Par ailleurs, il nous a été rappelé que la politique de la préfecture n’a jamais été, et ne sera pas, d’expulser des personnes durant l’hiver, quand bien même la loi le lui permet s’agissant de squats ou de terrains.
Concernant la circulaire, la Préfecture est en train de faire les bilans qui sont demandés concernant le terrain de la Chaumassière. Pour le reste, pas vraiment de réponse...

A l’issue de cette rencontre, nous avons évoqué les nombreuses solutions que nous proposons (et parfois mettons en œuvre) qui ne coûteraient presque rien à l’Etat et qui permettrait un traitement digne des populations : réquisitions de bâtiments vides, mise à l’abri dans les bâtiments prévus à la destruction mais dont les travaux n’ont pas encore débuté, mise à disposition de terrains viabilisés... Mais pour tout cela, il faut évidemment une volonté politique qui semble bien loin d’exister actuellement. Une fois de plus, tout repose sur les associations, les citoyens. On peut juste espérer que la Préfecture ne nous mette pas trop de bâtons dans les roues en période hivernale. Mais après... ?

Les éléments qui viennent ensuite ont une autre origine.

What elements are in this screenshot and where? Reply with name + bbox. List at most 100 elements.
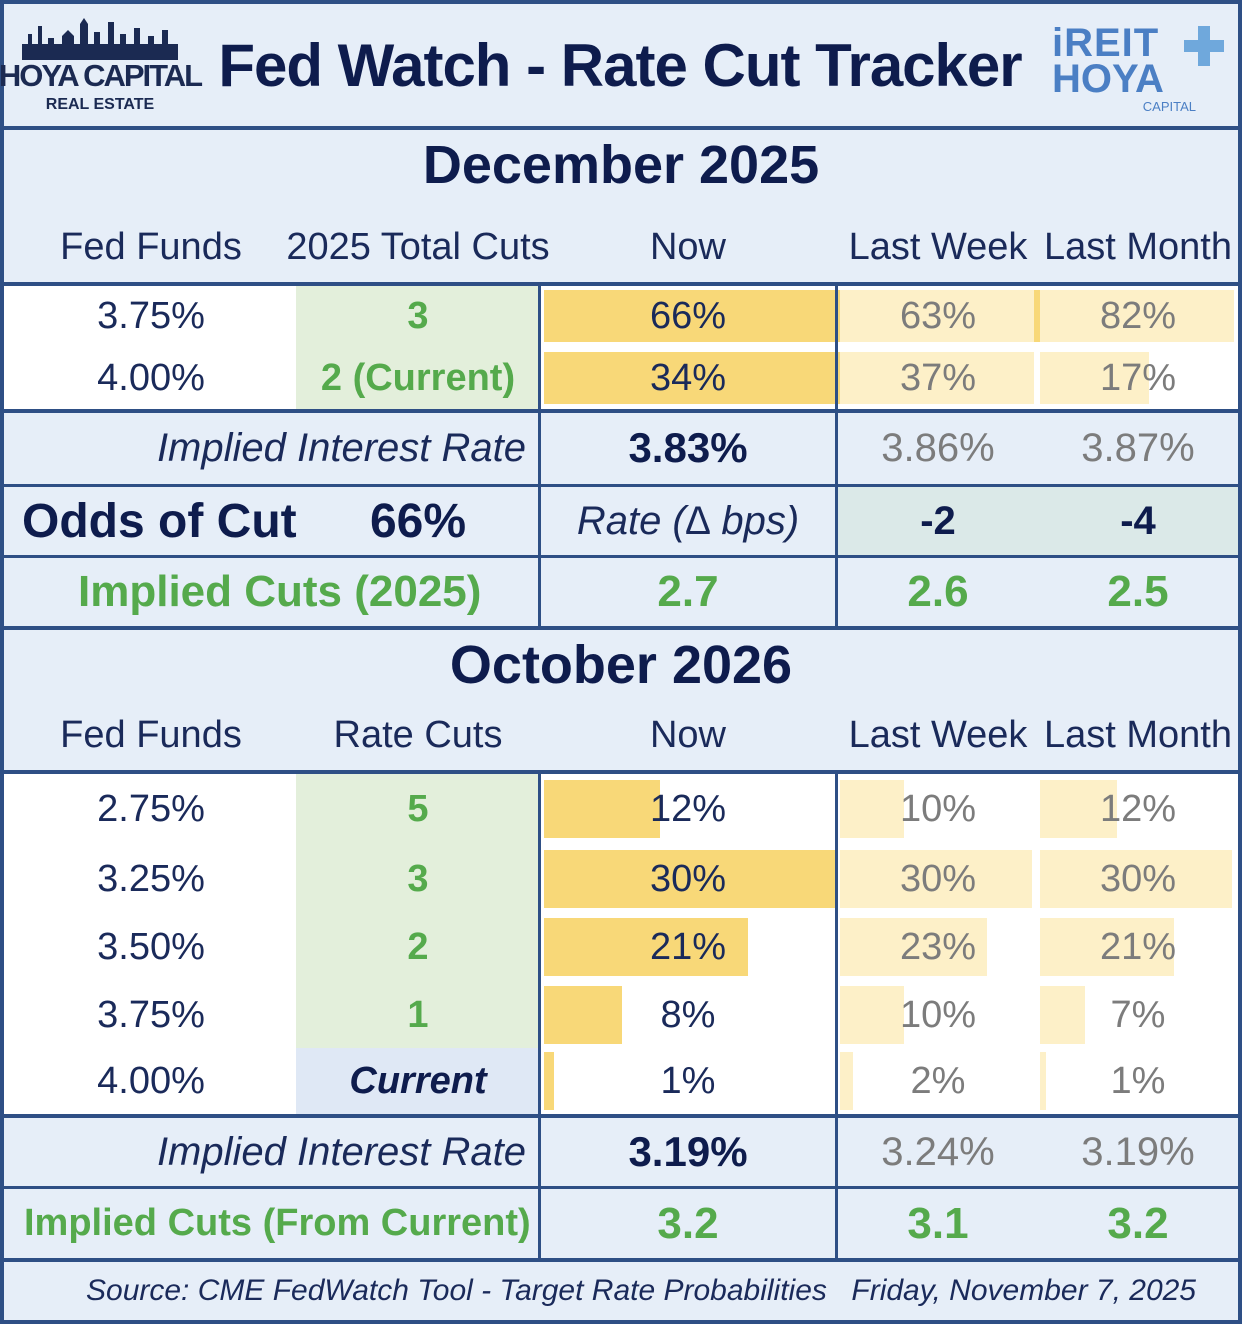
oct-cuts: 5 <box>407 787 429 830</box>
oct-now: 8% <box>660 993 716 1036</box>
oct-now: 1% <box>660 1059 716 1102</box>
oct-last-month: 21% <box>1099 925 1177 968</box>
dec-implied-rate-now: 3.83% <box>628 424 748 471</box>
oct-now: 21% <box>649 925 727 968</box>
oct-bar-last-month <box>1040 850 1232 908</box>
oct-bar-now <box>544 850 835 908</box>
oct-implied-rate-last-week: 3.24% <box>881 1129 995 1174</box>
oct-last-week: 23% <box>899 925 977 968</box>
oct-implied-cuts-label: Implied Cuts (From Current) <box>24 1202 531 1244</box>
oct-col-cuts: Rate Cuts <box>333 713 503 756</box>
oct-bar-now <box>544 986 622 1044</box>
dec-now: 66% <box>649 294 727 337</box>
dec-bar-now <box>544 352 874 404</box>
oct-rate: 2.75% <box>97 787 205 830</box>
oct-last-week: 10% <box>899 787 977 830</box>
delta-bps-last-week: -2 <box>920 498 956 543</box>
hoya-capital-logo: HOYA CAPITAL REAL ESTATE <box>0 14 203 116</box>
dec-section-title: December 2025 <box>422 135 820 195</box>
dec-implied-rate-last-week: 3.86% <box>881 425 995 470</box>
dec-col-last-month: Last Month <box>1044 225 1232 268</box>
dec-implied-cuts-label: Implied Cuts (2025) <box>78 567 482 616</box>
delta-bps-label: Rate (∆ bps) <box>576 498 800 543</box>
dec-implied-rate-last-month: 3.87% <box>1081 425 1195 470</box>
oct-header-panel <box>4 630 1238 770</box>
oct-bar-last-week <box>840 850 1032 908</box>
oct-now: 12% <box>649 787 727 830</box>
oct-bar-last-week <box>840 1052 853 1110</box>
oct-col-now: Now <box>649 713 727 756</box>
oct-implied-rate-now: 3.19% <box>628 1128 748 1175</box>
dec-cuts: 2 (Current) <box>320 356 516 399</box>
logo-line-2: REAL ESTATE <box>45 96 155 113</box>
logo-capital: CAPITAL <box>1142 98 1196 114</box>
footer-panel <box>4 1262 1238 1320</box>
oct-bar-now <box>544 780 661 838</box>
oct-bar-last-week <box>840 780 904 838</box>
dec-cuts: 3 <box>407 294 429 337</box>
oct-cuts: 1 <box>407 993 429 1036</box>
header-panel <box>4 4 1238 126</box>
oct-last-week: 2% <box>910 1059 966 1102</box>
oct-bar-last-month <box>1040 986 1085 1044</box>
oct-rate: 3.50% <box>97 925 205 968</box>
dec-bar-last-month <box>1040 352 1149 404</box>
delta-panel <box>837 486 1238 556</box>
oct-implied-cuts-last-week: 3.1 <box>907 1198 969 1248</box>
dec-last-month: 17% <box>1099 356 1177 399</box>
oct-cuts: Current <box>349 1059 487 1102</box>
oct-bar-last-month <box>1040 780 1117 838</box>
oct-cuts: 2 <box>407 925 429 968</box>
dec-header-panel <box>4 130 1238 282</box>
oct-section-title: October 2026 <box>449 635 793 695</box>
dec-col-cuts: 2025 Total Cuts <box>286 225 550 268</box>
oct-last-month: 30% <box>1099 857 1177 900</box>
logo-ireit: iREIT <box>1052 20 1160 65</box>
oct-col-fed-funds: Fed Funds <box>60 713 242 756</box>
oct-last-month: 7% <box>1110 993 1166 1036</box>
dec-col-last-week: Last Week <box>848 225 1028 268</box>
logo-hoya: HOYA <box>1052 56 1164 101</box>
dec-last-week: 37% <box>899 356 977 399</box>
dec-rate: 4.00% <box>97 356 205 399</box>
oct-cuts: 3 <box>407 857 429 900</box>
oct-bar-last-month <box>1040 918 1175 976</box>
dec-col-fed-funds: Fed Funds <box>60 225 242 268</box>
oct-col-last-week: Last Week <box>848 713 1028 756</box>
dec-implied-cuts-now: 2.7 <box>657 567 719 616</box>
dec-rate: 3.75% <box>97 294 205 337</box>
oct-rate: 3.75% <box>97 993 205 1036</box>
oct-last-week: 30% <box>899 857 977 900</box>
footer-source: Source: CME FedWatch Tool - Target Rate … <box>86 1274 827 1307</box>
dec-col-now: Now <box>649 225 727 268</box>
oct-last-month: 1% <box>1110 1059 1166 1102</box>
oct-bar-last-week <box>840 918 988 976</box>
oct-bar-now <box>544 1052 554 1110</box>
oct-cuts-bg <box>296 774 538 1048</box>
dec-implied-cuts-last-month: 2.5 <box>1107 567 1169 616</box>
oct-now: 30% <box>649 857 727 900</box>
oct-implied-cuts-now: 3.2 <box>657 1198 719 1248</box>
dec-bar-last-week <box>840 290 1034 342</box>
dec-implied-cuts-last-week: 2.6 <box>907 567 969 616</box>
oct-implied-rate-label: Implied Interest Rate <box>156 1129 526 1174</box>
page-title: Fed Watch - Rate Cut Tracker <box>218 31 1022 99</box>
oct-last-week: 10% <box>899 993 977 1036</box>
oct-col-last-month: Last Month <box>1044 713 1232 756</box>
oct-current-bg <box>296 1048 538 1114</box>
dec-cuts-bg <box>296 286 538 410</box>
dec-now: 34% <box>649 356 727 399</box>
dec-bar-last-month <box>1040 290 1234 342</box>
skyline-icon <box>22 18 178 60</box>
ireit-hoya-logo: iREIT HOYA CAPITAL <box>1048 20 1228 116</box>
oct-implied-rate-last-month: 3.19% <box>1081 1129 1195 1174</box>
odds-of-cut-value: 66% <box>369 494 467 548</box>
dec-bar-last-week <box>840 352 1034 404</box>
oct-rate: 4.00% <box>97 1059 205 1102</box>
dec-last-week: 63% <box>899 294 977 337</box>
dec-implied-rate-label: Implied Interest Rate <box>156 425 526 470</box>
plus-icon <box>1184 26 1224 66</box>
oct-bar-last-week <box>840 986 904 1044</box>
logo-line-1: HOYA CAPITAL <box>0 58 203 93</box>
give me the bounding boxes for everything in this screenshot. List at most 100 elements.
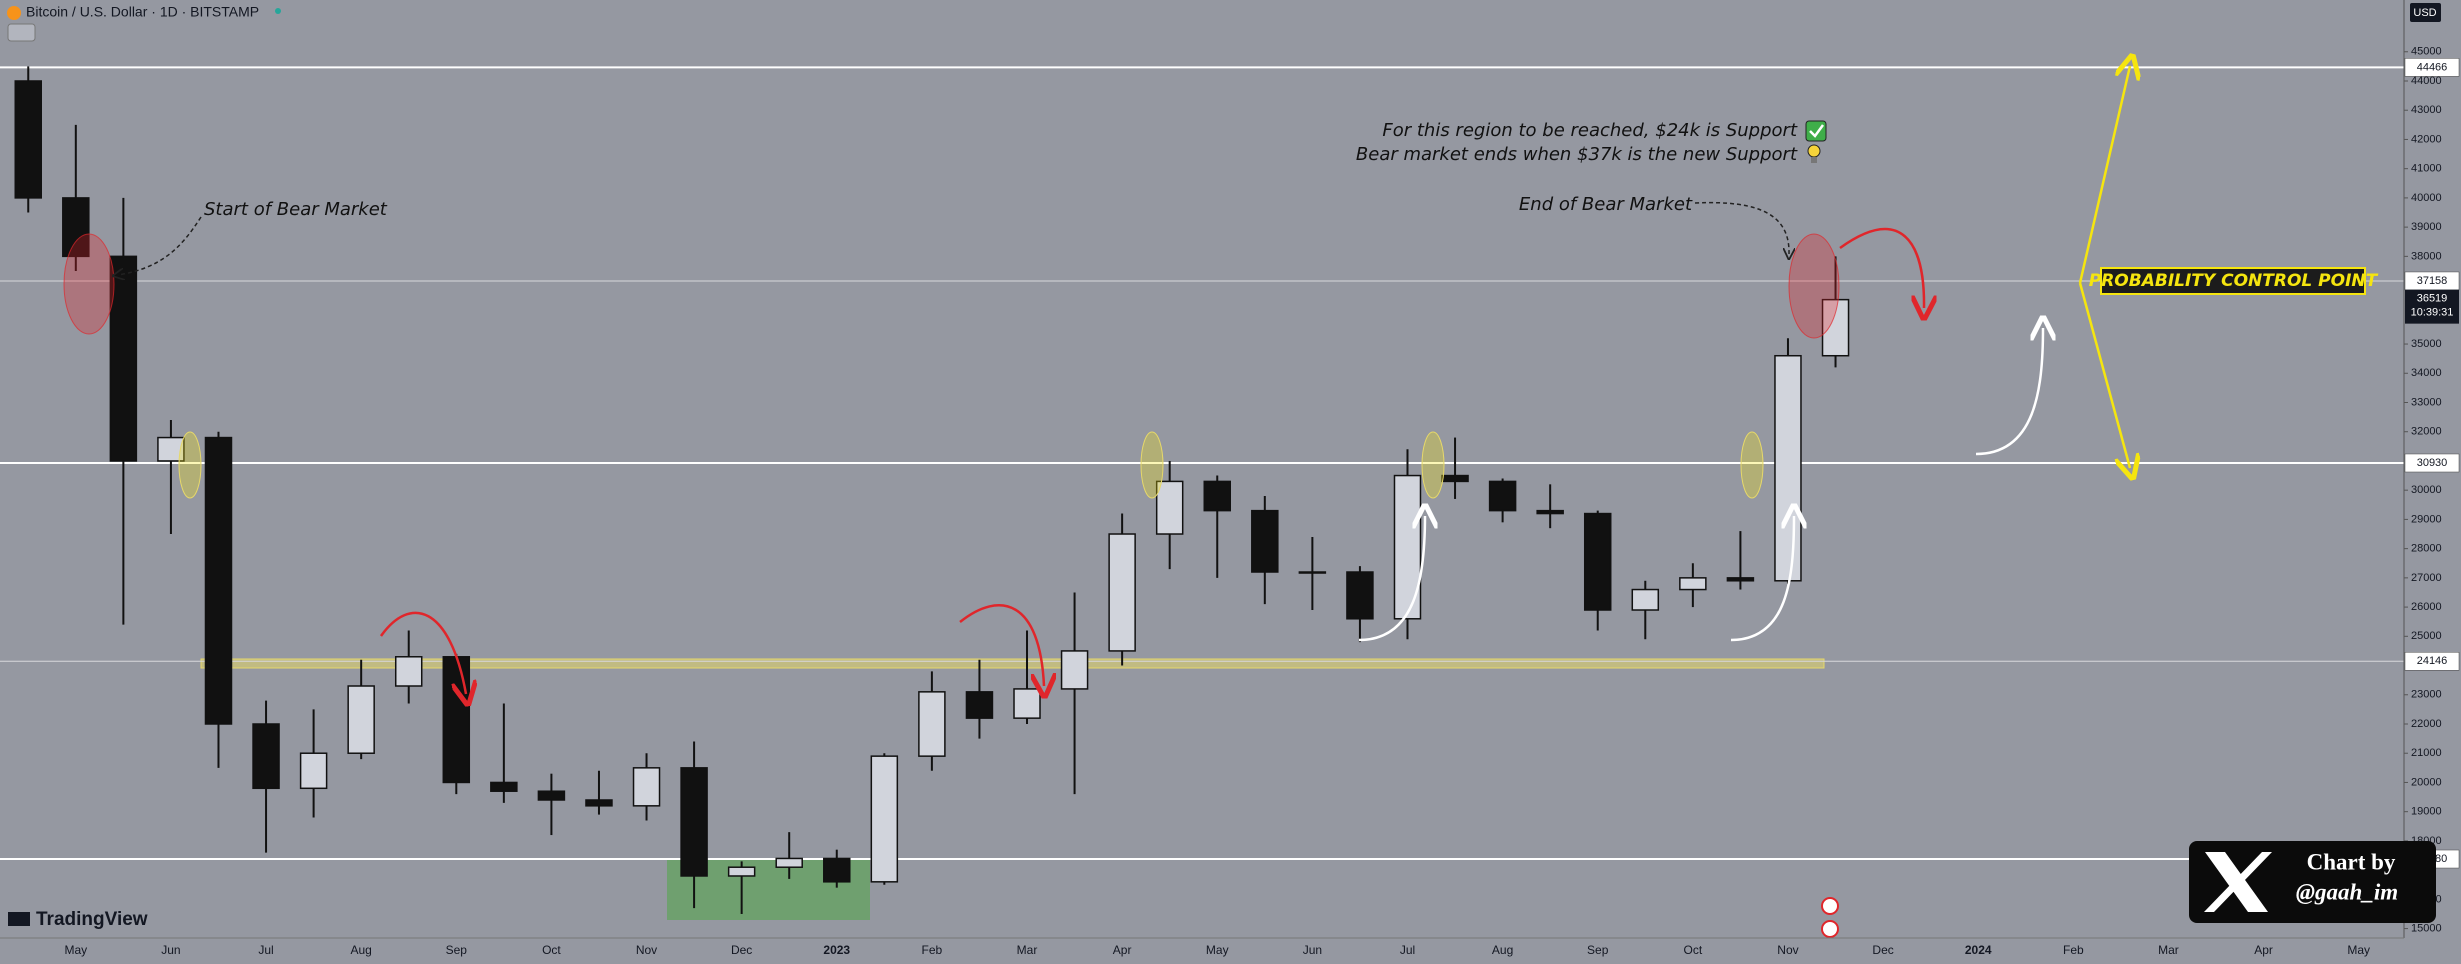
- last-price-tag: [2405, 289, 2459, 324]
- candle-body: [1108, 533, 1136, 652]
- x-tick-label: 2024: [1965, 943, 1992, 957]
- candle-body: [1536, 509, 1564, 515]
- white-arrow: [1975, 328, 2043, 456]
- support-band: [200, 658, 1825, 669]
- x-tick-label: Apr: [2254, 943, 2273, 957]
- candle-body: [775, 857, 803, 868]
- red-arrow: [379, 611, 466, 694]
- x-tick-label: May: [2347, 943, 2370, 957]
- touch-ellipse: [1421, 431, 1445, 499]
- y-tick-label: 27000: [2411, 572, 2442, 584]
- candle-body: [14, 80, 42, 199]
- y-tick-label: 35000: [2411, 338, 2442, 350]
- touch-ellipse: [178, 431, 202, 499]
- y-tick-label: 44000: [2411, 75, 2442, 87]
- candle-body: [204, 436, 233, 725]
- credit: Chart by: [2307, 849, 2396, 874]
- x-tick-label: Nov: [636, 943, 657, 957]
- x-tick-label: May: [64, 943, 87, 957]
- y-tick-label: 29000: [2411, 513, 2442, 525]
- y-tick-label: 26000: [2411, 601, 2442, 613]
- candle-body: [537, 790, 566, 801]
- y-tick-label: 40000: [2411, 192, 2442, 204]
- pcp-box: [2100, 267, 2366, 295]
- candle-body: [1155, 480, 1184, 535]
- y-tick-label: 21000: [2411, 747, 2442, 759]
- touch-ellipse: [1740, 431, 1764, 499]
- x-tick-label: Aug: [350, 943, 371, 957]
- y-tick-label: 20000: [2411, 776, 2442, 788]
- candle-body: [1060, 650, 1089, 690]
- y-tick-label: 42000: [2411, 133, 2442, 145]
- callout-line: [1694, 201, 1789, 254]
- price-tag-label: 44466: [2417, 61, 2448, 73]
- candle-body: [870, 755, 899, 883]
- y-tick-label: 33000: [2411, 396, 2442, 408]
- candle-body: [157, 436, 185, 462]
- x-tick-label: Dec: [1872, 943, 1893, 957]
- status-dot: [275, 8, 281, 14]
- x-tick-label: Mar: [1017, 943, 1038, 957]
- candle-body: [632, 767, 661, 807]
- candle-body: [252, 723, 280, 790]
- candle-body: [1631, 588, 1660, 611]
- candle-body: [490, 781, 518, 792]
- y-tick-label: 34000: [2411, 367, 2442, 379]
- candle-body: [1726, 577, 1755, 582]
- x-tick-label: Sep: [446, 943, 468, 957]
- x-tick-label: Mar: [2158, 943, 2179, 957]
- x-tick-label: Feb: [922, 943, 943, 957]
- candle-body: [727, 866, 756, 877]
- callout-line: [118, 216, 202, 275]
- candle-body: [347, 685, 375, 754]
- price-tag-label: 24146: [2417, 655, 2448, 667]
- candle-body: [1013, 688, 1041, 719]
- x-tick-label: 2023: [823, 943, 850, 957]
- y-tick-label: 39000: [2411, 221, 2442, 233]
- y-tick-label: 38000: [2411, 250, 2442, 262]
- x-tick-label: Sep: [1587, 943, 1609, 957]
- check-icon: [1805, 120, 1827, 142]
- price-tag: [2404, 453, 2460, 473]
- x-tick-label: Jul: [1400, 943, 1415, 957]
- x-tick-label: Jun: [161, 943, 180, 957]
- currency-box[interactable]: [2410, 3, 2441, 22]
- pcp-label: PROBABILITY CONTROL POINT: [2089, 271, 2379, 291]
- symbol-icon: [7, 6, 21, 20]
- candle-body: [442, 656, 471, 784]
- x-tick-label: Aug: [1492, 943, 1513, 957]
- candles-layer: [14, 66, 1850, 914]
- y-tick-label: 30000: [2411, 484, 2442, 496]
- red-arrow: [959, 604, 1044, 686]
- annotation: Bear market ends when $37k is the new Su…: [1356, 144, 1798, 165]
- yellow-arrow: [2078, 282, 2130, 468]
- y-tick-label: 19000: [2411, 806, 2442, 818]
- white-arrow: [1730, 516, 1794, 642]
- candle-body: [109, 255, 138, 462]
- bulb-base: [1811, 157, 1817, 163]
- y-tick-label: 25000: [2411, 630, 2442, 642]
- event-icon: [1821, 897, 1839, 915]
- candle-body: [1774, 354, 1802, 582]
- candle-body: [823, 857, 851, 883]
- y-tick-label: 28000: [2411, 543, 2442, 555]
- candle-body: [585, 799, 613, 807]
- collapse-button[interactable]: [7, 23, 36, 42]
- y-tick-label: 22000: [2411, 718, 2442, 730]
- x-tick-label: Oct: [1684, 943, 1703, 957]
- candle-body: [918, 691, 946, 757]
- candle-body: [680, 767, 708, 877]
- x-tick-label: Oct: [542, 943, 561, 957]
- symbol-title: Bitcoin / U.S. Dollar · 1D · BITSTAMP: [26, 4, 259, 20]
- candle-body: [1346, 571, 1374, 620]
- event-icon: [1821, 920, 1839, 938]
- axis-panel: [2404, 0, 2461, 964]
- x-tick-label: Dec: [731, 943, 752, 957]
- annotation: End of Bear Market: [1519, 194, 1693, 215]
- x-tick-label: May: [1206, 943, 1229, 957]
- check-mark: [1809, 124, 1825, 138]
- y-tick-label: 45000: [2411, 46, 2442, 58]
- y-tick-label: 32000: [2411, 426, 2442, 438]
- handle: @gaah_im: [2296, 879, 2398, 904]
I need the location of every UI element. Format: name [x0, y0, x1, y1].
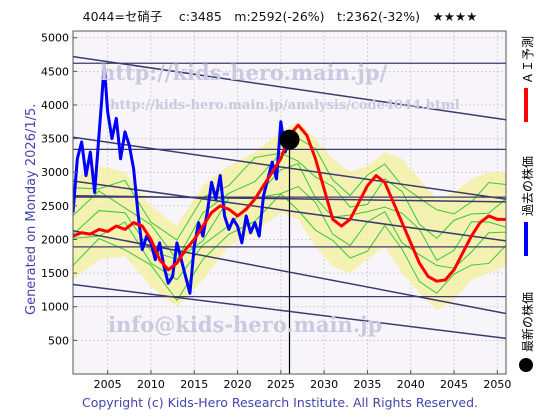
forecast-band-line [73, 152, 506, 261]
y-tick-label: 2500 [41, 200, 69, 213]
y-tick-label: 3000 [41, 166, 69, 179]
y-tick-label: 4500 [41, 65, 69, 78]
y-tick-label: 5000 [41, 32, 69, 45]
forecast-band-line [73, 162, 506, 262]
forecast-band-line [73, 193, 506, 302]
legend-ai-swatch [524, 88, 528, 122]
generated-date-label: Generated on Monday 2026/1/5. [24, 103, 39, 315]
legend-past-swatch [524, 222, 528, 256]
forecast-band-line [73, 137, 506, 241]
past-price-series [73, 63, 291, 295]
plot-area [73, 55, 506, 374]
x-tick-label: 2035 [353, 378, 381, 391]
legend-latest-dot [519, 358, 533, 372]
plot-frame [72, 30, 507, 375]
legend-past-label: 過去の株価 [521, 155, 535, 216]
trend-line [73, 55, 506, 121]
x-tick-label: 2045 [440, 378, 468, 391]
legend-latest-label: 最新の株価 [521, 291, 535, 352]
y-tick-label: 1500 [41, 267, 69, 280]
x-tick-label: 2050 [483, 378, 511, 391]
x-tick-label: 2005 [94, 378, 122, 391]
x-tick-label: 2040 [397, 378, 425, 391]
x-tick-label: 2010 [137, 378, 165, 391]
x-tick-label: 2030 [310, 378, 338, 391]
y-tick-label: 4000 [41, 99, 69, 112]
latest-price-dot [279, 129, 300, 150]
legend-ai-label: ＡＩ予測 [521, 35, 535, 84]
y-tick-label: 3500 [41, 133, 69, 146]
y-tick-label: 1000 [41, 301, 69, 314]
x-tick-label: 2015 [180, 378, 208, 391]
y-tick-label: 2000 [41, 233, 69, 246]
copyright: Copyright (c) Kids-Hero Research Institu… [81, 395, 479, 410]
y-tick-label: 500 [48, 334, 69, 347]
x-tick-label: 2025 [267, 378, 295, 391]
chart-title: 4044=セ硝子 c:3485 m:2592(-26%) t:2362(-32%… [82, 9, 478, 24]
x-tick-label: 2020 [224, 378, 252, 391]
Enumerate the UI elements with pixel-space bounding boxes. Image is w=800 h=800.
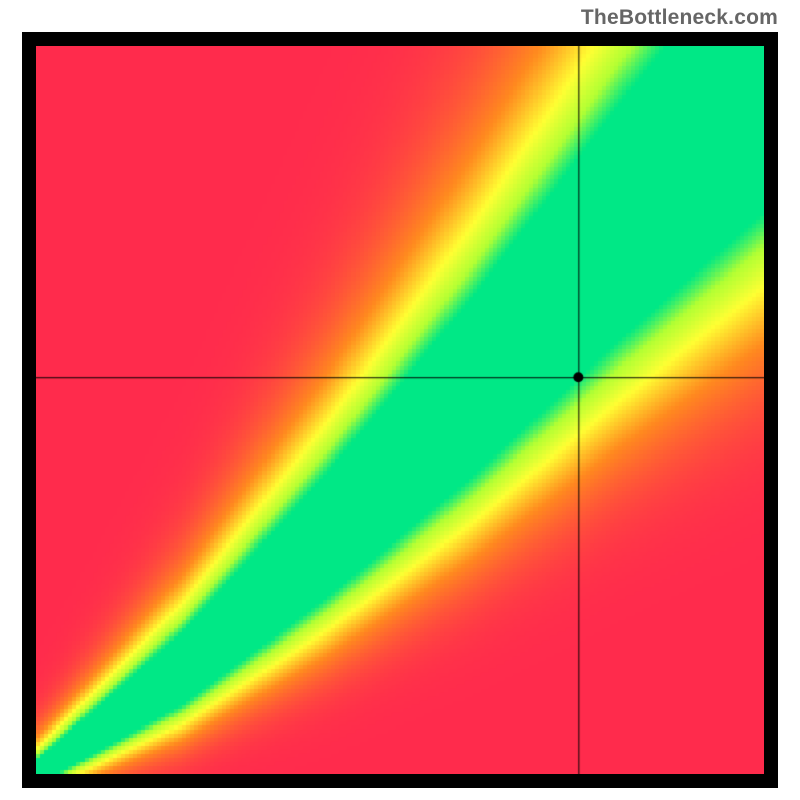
- heatmap-canvas: [36, 46, 764, 774]
- watermark-text: TheBottleneck.com: [581, 6, 778, 30]
- chart-frame: [22, 32, 778, 788]
- chart-container: TheBottleneck.com: [0, 0, 800, 800]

Nous avons demandé que soit renouvelée pendant la période hivernale, l’implantation d’algécos, une réponse sera donnée, mais quand ??

Au sujet des demandeurs d’asile accueillis par la paroisse de Montreynaud, il faut qu’une solution favorable soit trouvée pour éviter que 65 nouvelles personnes vivent dans la rue, il faut que la préfecture joue son rôle, sa responsabilité est engagée puisque le 115 envoie parfois des demandeurs d’asile dans cette « structure ». Il nous a semblé comprendre que l’Eglise de Montreynaud n’était pas trop menacée...

L’accueil de jour au soleil, c’est le lieu où toutes les personnes domiciliées à Renaître, rue de La Fontaine, viennent chercher leur courrier. Sera-t-il encore rue Girard (Soleil) ? A ce jour, personne n’a de réponse...

Quelques jours après cette entrevue, l’errance continue pour les familles...

Pierre Rachet



Le rassemblement sur les marches de l’hôtel de ville, et le compte-rendu de la délégation

(1) Ont participé à la délégation en Préfecture : Marie-Pierre Manevy, Paul Boiron, Marcel Gaillard, Nicole Ozouf, Geneviève Granger, Pierre Rachet.